Z pozostałymi nie miałam o czym rozmawiać. Niektórzy przez te kilka czy kilkanaście
lat całkowicie się zmienili. Może dlatego brakowało nam wspólnych tematów - tłumaczy.

Nasza klasa i nasz kredyt

Część internautów zlikwidowała swoje konta z bardziej prozaicznego powodu. Jak
twierdzą, przyczyną ich ucieczki z wirtualnej klasy była coraz większa komercjalizacja
społecznościowego serwisu.

- To mnie drażniło najbardziej - mówi Agnieszka Grynkiewicz. - Założyłam swój profil jakieś trzy miesiące temu. Krótko po tym zaczęło się wyciąganie kasy. Trzeba płacić za sprawdzenie więcej niż trzech osób, ostatnio chodzących po twoim profilu. Za wysyłanie ikonek również.

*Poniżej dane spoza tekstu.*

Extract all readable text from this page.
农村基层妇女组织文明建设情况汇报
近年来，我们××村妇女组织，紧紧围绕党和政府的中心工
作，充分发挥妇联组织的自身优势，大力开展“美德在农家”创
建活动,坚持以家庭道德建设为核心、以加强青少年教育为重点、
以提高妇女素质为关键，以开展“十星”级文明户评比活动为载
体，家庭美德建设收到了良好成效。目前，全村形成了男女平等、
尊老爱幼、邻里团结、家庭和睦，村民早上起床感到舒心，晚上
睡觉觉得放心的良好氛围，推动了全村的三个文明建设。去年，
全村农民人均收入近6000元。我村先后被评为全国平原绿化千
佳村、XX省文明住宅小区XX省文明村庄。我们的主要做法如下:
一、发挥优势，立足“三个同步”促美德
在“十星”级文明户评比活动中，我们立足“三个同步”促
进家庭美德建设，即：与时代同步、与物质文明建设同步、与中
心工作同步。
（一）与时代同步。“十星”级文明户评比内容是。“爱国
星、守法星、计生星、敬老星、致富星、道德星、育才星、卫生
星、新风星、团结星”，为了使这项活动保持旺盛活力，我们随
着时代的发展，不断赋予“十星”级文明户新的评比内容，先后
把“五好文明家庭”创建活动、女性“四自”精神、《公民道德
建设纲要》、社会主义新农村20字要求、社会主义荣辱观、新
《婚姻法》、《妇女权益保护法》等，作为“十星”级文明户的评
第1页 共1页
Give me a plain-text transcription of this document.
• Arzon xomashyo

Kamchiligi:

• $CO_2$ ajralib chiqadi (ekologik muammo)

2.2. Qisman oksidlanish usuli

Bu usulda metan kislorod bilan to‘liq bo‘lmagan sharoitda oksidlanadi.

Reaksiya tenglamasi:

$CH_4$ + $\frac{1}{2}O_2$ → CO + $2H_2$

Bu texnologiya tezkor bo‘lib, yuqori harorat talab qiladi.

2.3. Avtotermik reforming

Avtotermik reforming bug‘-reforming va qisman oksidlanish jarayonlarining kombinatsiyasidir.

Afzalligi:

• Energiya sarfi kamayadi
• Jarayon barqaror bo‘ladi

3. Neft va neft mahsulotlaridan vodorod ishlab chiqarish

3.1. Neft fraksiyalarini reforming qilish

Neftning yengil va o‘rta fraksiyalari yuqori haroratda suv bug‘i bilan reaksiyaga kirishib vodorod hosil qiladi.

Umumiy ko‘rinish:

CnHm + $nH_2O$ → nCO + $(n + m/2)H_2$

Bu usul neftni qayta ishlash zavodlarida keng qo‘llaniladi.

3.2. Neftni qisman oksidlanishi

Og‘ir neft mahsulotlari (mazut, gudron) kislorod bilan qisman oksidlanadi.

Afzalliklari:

- Do tego nasza-klasa proponuje nam nachalnie tak zwane super-okazje, super-
specjalne oferty kredytowe z super-promocją - tłumaczy.

Podobnego zdania jest Paweł Jankowski.

- Muszę przyznać, że jestem tym poirytowany - mówi. - To jest główny powód, dla którego rozważam usunięcie swojego profilu.

Moja teczka w internecie

Część internautów obawia się też inwigilacji ze strony firm badających rynek, agencji
marketingowych i rekrutacyjnych.

- Dowiedziałem się od kolegi, który pracuje w firmie rekrutującej, że kandydaci
przed zaproszeniem na rozmowę sprawdzani są właśnie na naszej-klasie - mówi właściciel profilu. - Dowiedziałem się też, że pracownicy takiej firmy sprawdzają rodzinę kandydata i jego znajomych. Nie chcę mieć swojej teczki w internecie, dlatego zlikwidowałem konto.

Oczywiście firmy nie przyznają do takich działań, jednak nieoficjalnie dowiedzieliśmy
się, że jest to popularna praktyka.

Autopromocja i rozpad rodziny

- Z pomocą naszej-klasy niektórzy próbują się promować - mówi Monika Łabędzka.
- To istny plebiscyt, kto ma lepszy samochód, chłopaka, męża lub był na droższych
wakacjach - wyjaśnia.

- To ja z moją mamą, to ja z moim psem, to mój syn z panią od polskiego... Takie podpisy pod zdjęciami to norma na naszej-klasie - zauważa Małgorzata Wierzejewska. - Odnoszę wrażenie, że niektórzy mają swoje profile tylko dlatego, żeby się czymś pochwalić. Jak nie wakacjami, to zajmowanymi stanowiskami.

Jak podkreślają psycholodzy, działają tu typowe mechanizmy autopromocji.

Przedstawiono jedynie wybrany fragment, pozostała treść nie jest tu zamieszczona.